Other than what the French call naturisme, our trip involved many cultural experiences. We indulged in art galleries, operas, mountain treks, food and even religion. And it was not long after we had left the Catholic shrine of Lourdes that we decided to head north to the Atlantic coast.
I had not heard from Dominique for 18 years but, because of the connection, Les Sables D'Olonne seemed a good spot to pitch our tent. Jill suggested looking her up. Her name was Pasquinelli, which is Corsican, and there was only one in the book. Her mother answered and yes Dominique had just come down from Paris a few days earlier with her husband and daughter. We were invited over the next night.
"Why did you stop writing?" she asked, throwing her arms around me.
"I got a girlfriend, sorry," I answered in French. Everyone laughed.
We hit it off immediately, also with her husband (named Dominique too) and her mother Marguerite. We named him Le Dominique and her La Dominique, so we could tell them apart.
They were quite impressed that we lived on the other side of the planet and could laugh at the same jokes. Much alcohol was drunk and, while La Dominique's English improved, our French deteriorated. Then at about 11pm Marguerite (who was about 70) suggested we all go out to a bar.
The next day we agreed to meet the two Dominiques and their eight-year-old daughter Caroline on the beach. When they tentatively suggested "la plage naturiste", we were able to laugh that we had already been there the day before.

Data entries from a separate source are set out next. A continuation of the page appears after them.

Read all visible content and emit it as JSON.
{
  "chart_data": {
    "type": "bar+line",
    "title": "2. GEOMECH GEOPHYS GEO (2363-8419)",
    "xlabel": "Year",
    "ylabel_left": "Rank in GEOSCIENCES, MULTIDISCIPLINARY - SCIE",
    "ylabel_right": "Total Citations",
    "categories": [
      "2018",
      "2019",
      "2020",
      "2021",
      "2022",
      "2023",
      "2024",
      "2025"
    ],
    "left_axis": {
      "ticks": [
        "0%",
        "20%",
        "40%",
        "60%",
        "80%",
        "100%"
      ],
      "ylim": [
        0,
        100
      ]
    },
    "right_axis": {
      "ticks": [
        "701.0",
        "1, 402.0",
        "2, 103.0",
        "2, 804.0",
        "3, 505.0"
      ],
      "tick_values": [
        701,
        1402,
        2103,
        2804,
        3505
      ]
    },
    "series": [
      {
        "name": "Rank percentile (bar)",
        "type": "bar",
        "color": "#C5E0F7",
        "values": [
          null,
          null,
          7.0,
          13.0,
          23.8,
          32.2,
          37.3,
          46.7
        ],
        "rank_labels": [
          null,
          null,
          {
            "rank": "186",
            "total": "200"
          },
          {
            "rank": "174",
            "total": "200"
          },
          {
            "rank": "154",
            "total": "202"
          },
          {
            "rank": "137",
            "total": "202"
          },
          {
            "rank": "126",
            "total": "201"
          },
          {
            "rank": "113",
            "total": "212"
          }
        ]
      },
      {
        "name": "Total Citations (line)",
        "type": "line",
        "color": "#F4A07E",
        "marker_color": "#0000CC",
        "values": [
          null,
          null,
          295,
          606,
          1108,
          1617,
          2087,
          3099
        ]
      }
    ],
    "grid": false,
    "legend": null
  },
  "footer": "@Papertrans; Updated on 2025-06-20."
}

The beach was packed, but we played beach tennis, swam, drank wine, talked and had a great time. We even took some photos in which we drunkenly tried to imitate the poses of some 19th century impressionist bathing paintings that, of course, had all been clothed. All except Caroline, who was quite happy to romp around in the buff except when it came to the photos.
When we got back to Australia we went up to Brisbane to see my parents. I told my mother I had finally caught up with the girl who I used to write to in France all those years ago.
"Did you take any photos of her?" she asked.
"Yes Mum."
But for some reason I never got around to showing them.